CMV is highly immunogenic and, more than the other human herpesviruses, appears to be inextricably linked to the ageing of the immune system. Establishment of chronic CMV infection leads to a clonal expansion of differentiated CMV-specific CD8+ T cells, which in older adults can account for up to 20% of the T cell repertoire [99]. Due to the dominance of CMV as a target for cell-mediated immunity, and the fact that primary CMV infection is ubiquitous in African children, some researchers have sought to study T cell responses to CMV, to gain insight into the development of immunity in African infants that might inform on vaccination strategies. Seminal studies from the Gambia used tetramer staining to show that even in young infants, primary CMV infection was followed by a rapid clonal expansion of differentiated CMV-specific CD8+ T cells [100], which persisted for at least 2 years after primary infection [57]. Even the overall CD8+ T cell population (which could have included T cells for other CMV antigens) acquired the same differentiated phenotype after CMV primary infection [100]. Conversely, CMV-specific CD4+ T cell responses do not appear to be so important for the control of CMV infection in the same infant population [57]. A study from Malawi compared CD4+ and CD8+ T cell phenotypes between HIV-1-negative Malawian and UK teenagers. All (n=59) Malawian participants were CMV IgG seropositive, compared with 36% (21/58) of UK teenagers. Malawian teenagers had a lower proportion of naïve T cells and a higher proportion of memory T cells compared with age-matched UK teenagers. Similarly, within the UK teenagers, those who were CMV seropositive had reduced proportions of naïve and increased memory T cells [101]. CMV appears to be a driving component of this earlier ageing of the immune system in African children, within the context of higher exposure to a range of pathogens in high disease-burden settings.
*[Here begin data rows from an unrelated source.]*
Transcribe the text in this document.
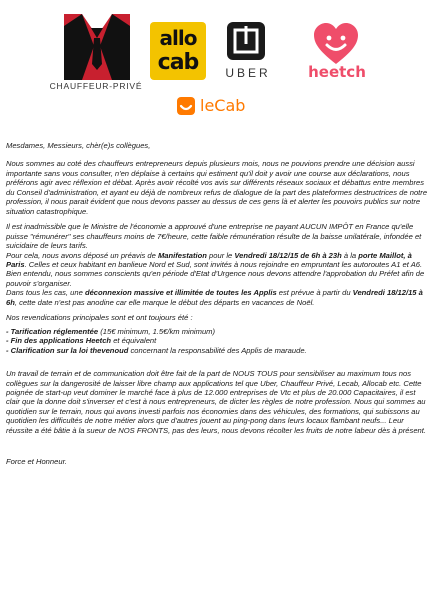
CHAUFFEUR-PRIVÉ
allo
cab	UBER	heetch
leCab

Mesdames, Messieurs, chèr(e)s collègues,

Nous sommes au coté des chauffeurs entrepreneurs depuis plusieurs mois, nous ne pouvions prendre une décision aussi importante sans vous consulter, n'en déplaise à certains qui estiment qu'il doit y avoir une course aux déclarations, nous préférons agir avec réflexion et débat. Après avoir récolté vos avis sur différents réseaux sociaux et débattus entre membres du Conseil d'administration, et ayant eu déjà de nombreux refus de dialogue de la part des plateformes destructrices de notre profession, il nous parait évident que nous devons passer au dessus de ces gens là et alerter les pouvoirs publics sur notre situation catastrophique.

Il est inadmissible que le Ministre de l'économie a approuvé d'une entreprise ne payant AUCUN IMPÔT en France qu'elle puisse "rémunérer" ses chauffeurs moins de 7€/heure, cette faible rémunération résulte de la baisse unilatérale, infondée et suicidaire de leurs tarifs.

Pour cela, nous avons déposé un préavis de Manifestation pour le Vendredi 18/12/15 de 6h à 23h à la porte Maillot, à Paris. Celles et ceux habitant en banlieue Nord et Sud, sont invités à nous rejoindre en empruntant les autoroutes A1 et A6.

Bien entendu, nous sommes conscients qu'en période d'Etat d'Urgence nous devons attendre l'approbation du Préfet afin de pouvoir s'organiser.

Dans tous les cas, une déconnexion massive et illimitée de toutes les Applis est prévue à partir du Vendredi 18/12/15 à 6h, cette date n'est pas anodine car elle marque le début des départs en vacances de Noël.

Nos revendications principales sont et ont toujours été :

- Tarification réglementée (15€ minimum, 1.5€/km minimum)
- Fin des applications Heetch et équivalent
- Clarification sur la loi thevenoud concernant la responsabilité des Applis de maraude.

Un travail de terrain et de communication doit être fait de la part de NOUS TOUS pour sensibiliser au maximum tous nos collègues sur la dangerosité de laisser libre champ aux applications tel que Uber, Chauffeur Privé, Lecab, Allocab etc. Cette poignée de start-up veut dominer le marché face à plus de 12.000 entreprises de Vtc et plus de 20.000 Capacitaires, il est clair que la donne doit s'inverser et c'est à nous entrepreneurs, de dicter les règles de notre profession. Nous qui sommes au quotidien sur le terrain, nous qui avons investi parfois nos économies dans des véhicules, des formations, qui subissons au quotidien les difficultés de notre métier alors que d'autres jouent au ping-pong dans leurs locaux flambant neufs... Leur réussite a été bâtie à la sueur de NOS FRONTS, pas des leurs, nous devons récolter les fruits de notre labeur dès à présent.

Force et Honneur.
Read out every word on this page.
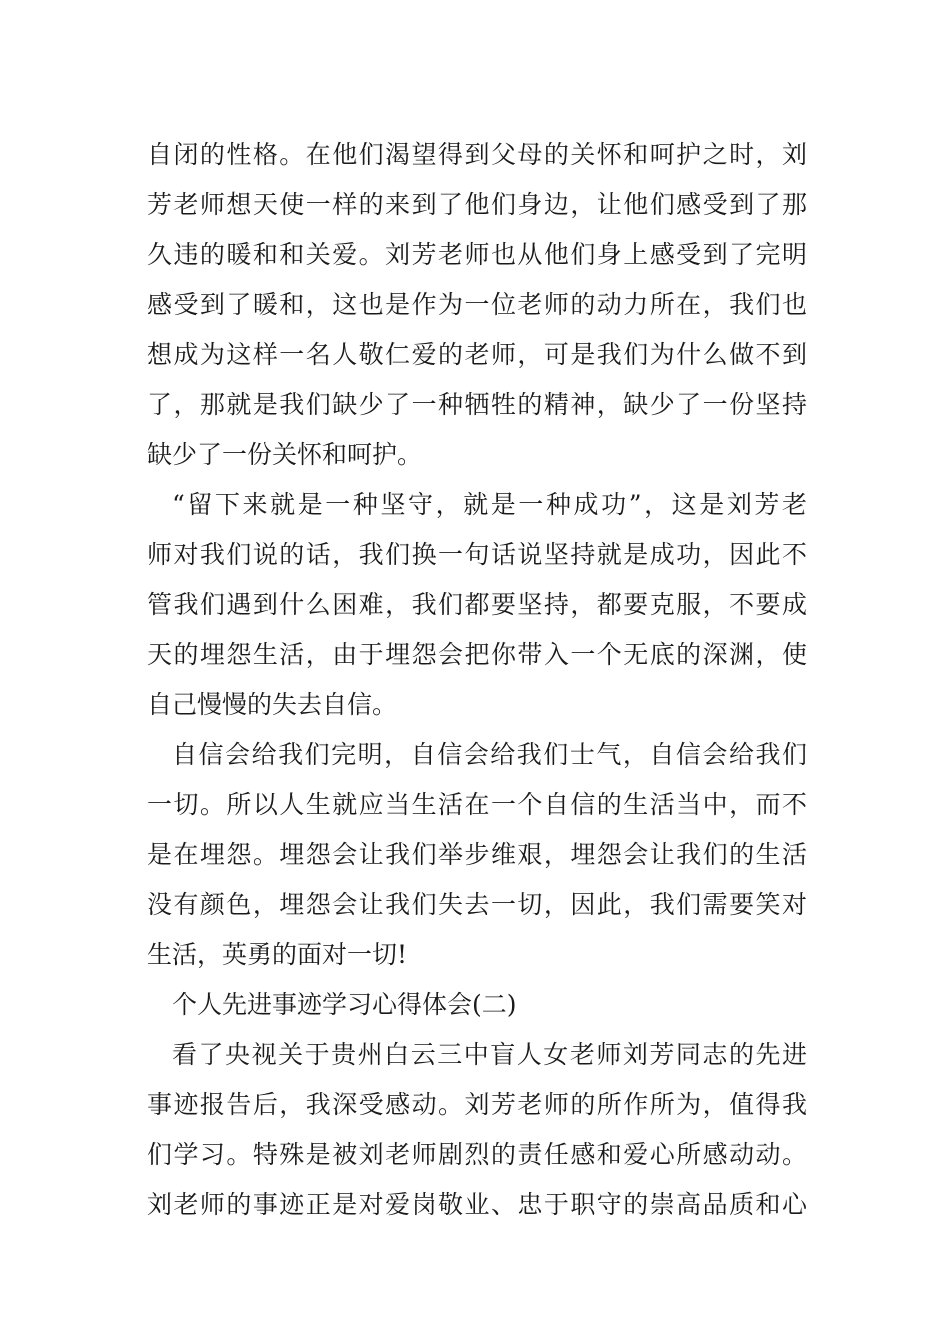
自闭的性格。在他们渴望得到父母的关怀和呵护之时，刘
芳老师想天使一样的来到了他们身边，让他们感受到了那
久违的暖和和关爱。刘芳老师也从他们身上感受到了完明
感受到了暖和，这也是作为一位老师的动力所在，我们也
想成为这样一名人敬仁爱的老师，可是我们为什么做不到
了，那就是我们缺少了一种牺牲的精神，缺少了一份坚持
缺少了一份关怀和呵护。
“留下来就是一种坚守，就是一种成功”，这是刘芳老
师对我们说的话，我们换一句话说坚持就是成功，因此不
管我们遇到什么困难，我们都要坚持，都要克服，不要成
天的埋怨生活，由于埋怨会把你带入一个无底的深渊，使
自己慢慢的失去自信。
自信会给我们完明，自信会给我们士气，自信会给我们
一切。所以人生就应当生活在一个自信的生活当中，而不
是在埋怨。埋怨会让我们举步维艰，埋怨会让我们的生活
没有颜色，埋怨会让我们失去一切，因此，我们需要笑对
生活，英勇的面对一切!
个人先进事迹学习心得体会(二)
看了央视关于贵州白云三中盲人女老师刘芳同志的先进
事迹报告后，我深受感动。刘芳老师的所作所为，值得我
们学习。特殊是被刘老师剧烈的责任感和爱心所感动动。
刘老师的事迹正是对爱岗敬业、忠于职守的崇高品质和心
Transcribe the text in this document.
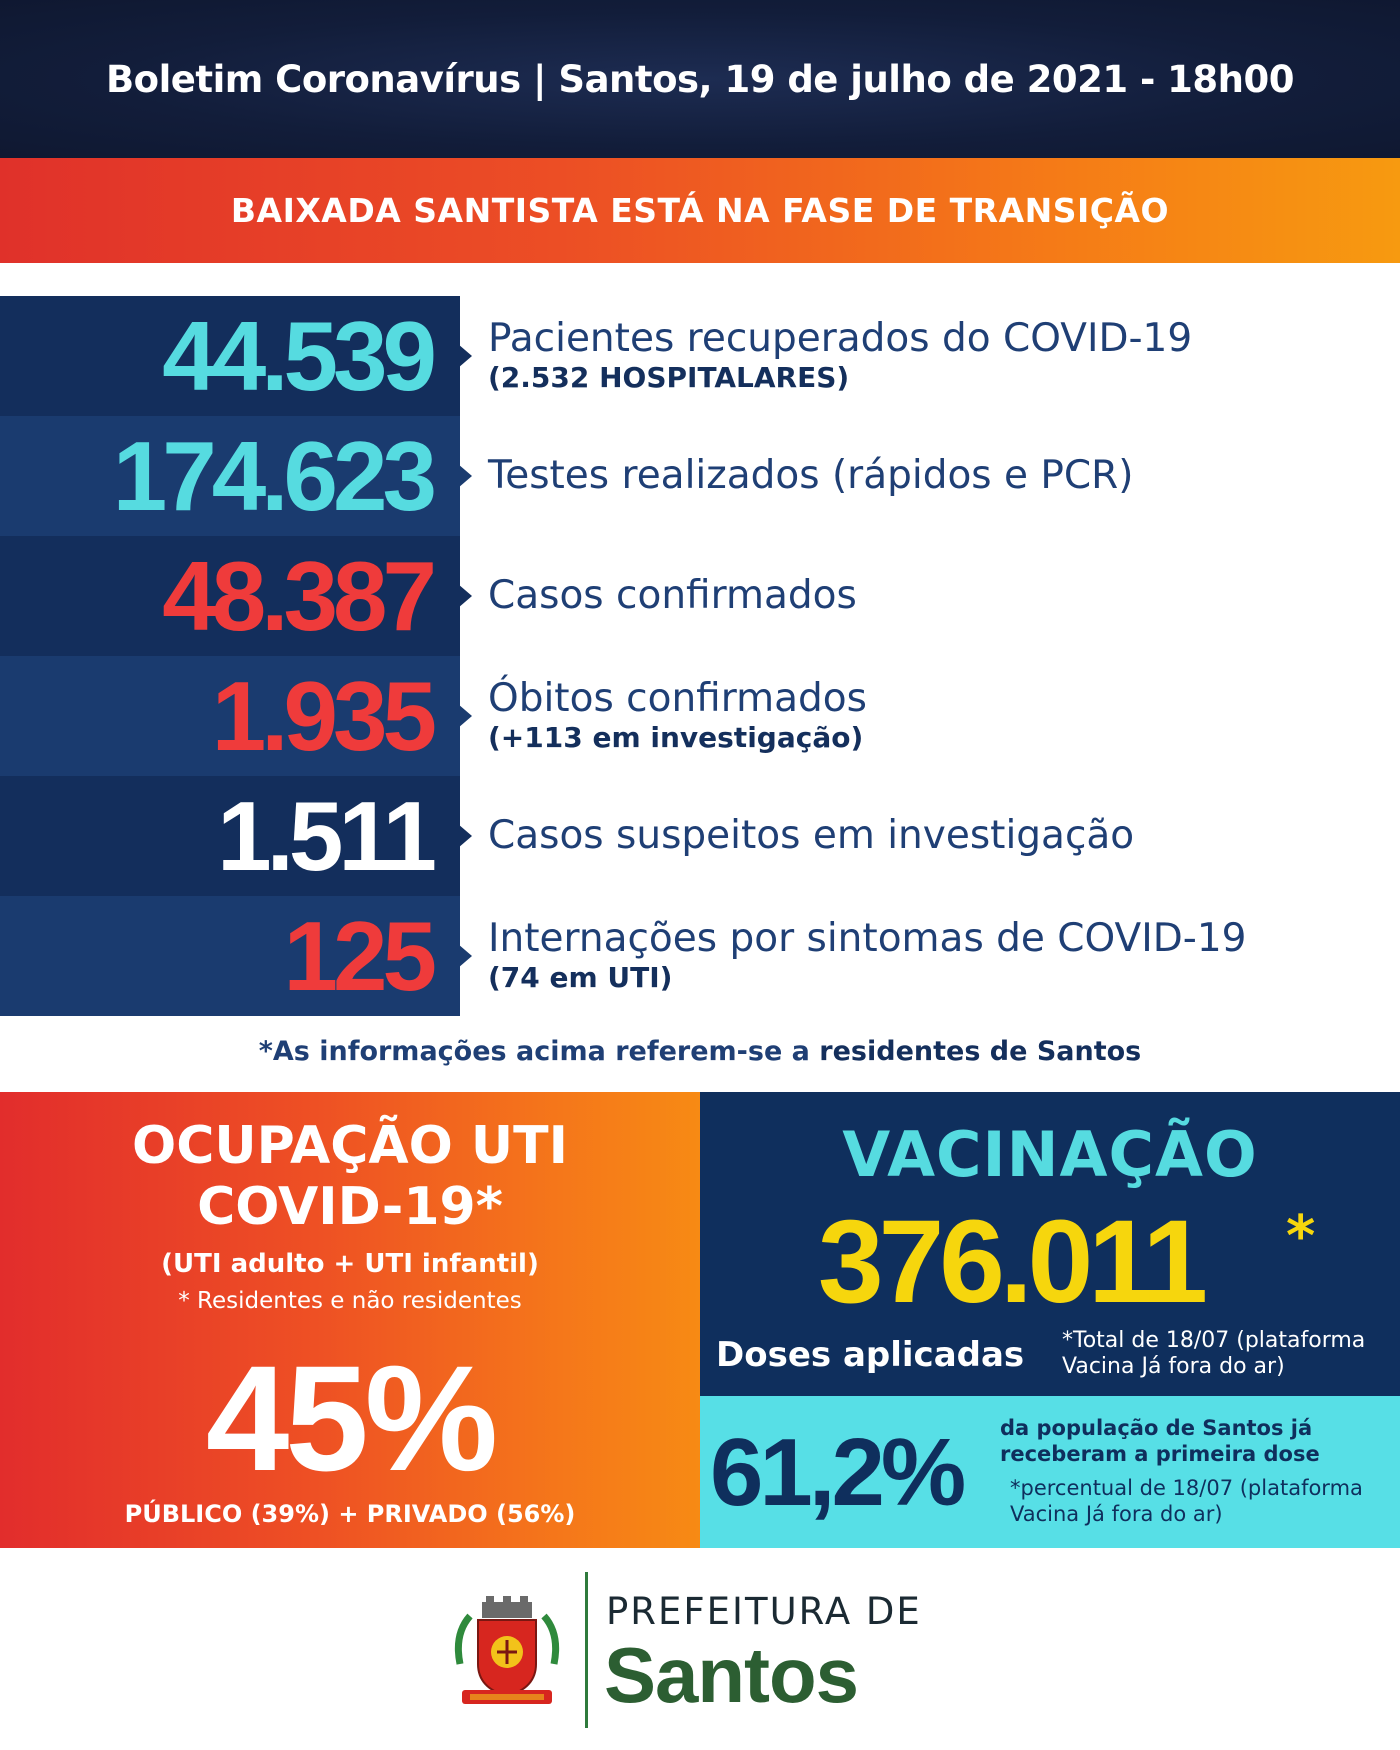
Boletim Coronavírus | Santos, 19 de julho de 2021 - 18h00
BAIXADA SANTISTA ESTÁ NA FASE DE TRANSIÇÃO
44.539 Pacientes recuperados do COVID-19
(2.532 HOSPITALARES)
174.623 Testes realizados (rápidos e PCR)
48.387 Casos confirmados
1.935 Óbitos confirmados
(+113 em investigação)
1.511 Casos suspeitos em investigação
125 Internações por sintomas de COVID-19
(74 em UTI)
*As informações acima referem-se a residentes de Santos
OCUPAÇÃO UTI
COVID-19*
(UTI adulto + UTI infantil)
* Residentes e não residentes
45%
PÚBLICO (39%) + PRIVADO (56%)
VACINAÇÃO
376.011 *
Doses aplicadas *Total de 18/07 (plataforma Vacina Já fora do ar)
61,2% da população de Santos já receberam a primeira dose
*percentual de 18/07 (plataforma Vacina Já fora do ar)
PREFEITURA DE
Santos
A study that included adults and children from Tanzania replicated some of these findings, and also showed that among adults, increased IFN-γ and MIP-1β production by CMV-specific CD4+ T cells was linked independently to active TB infection [102]. There are strong parallels between CMV and TB: They both establish life-long latency, both reactivate upon immune suppression, both cause acute disease in a broad range of tissues, and both are associated with immune reconstitution inflammatory syndrome (IRIS) in patients initiating ART [103]. A recent study in HIV-infected adults from South Africa found that after ART, the recovery of pathogen-specific T cells is relative to their memory phenotype before treatment: for example, TB-specific T cells (which are generally less differentiated) have a higher replenishment capacity than those for CMV (which are generally more differentiated) [104].

Conclusions

CMV is emerging as an important pathogen in African populations, both as an acute cause of disease, and also as a more general marker for poor outcomes, in children and immunosuppressed patients. There is a need for greater implementation of diagnostic tests and clinical trials for treatment of acute CMV disease in patient groups such as HIV-infected or exposed children with CMV pneumonia, and in HIV-infected adults with evidence of active CMV infection or disease. Furthermore, for a range of clinical trials, vaccination and immunology studies focused on African patients with HIV or TB, investigators should consider the possible confounding effects of CMV infection and incorporate viral load testing into their protocols if appropriate.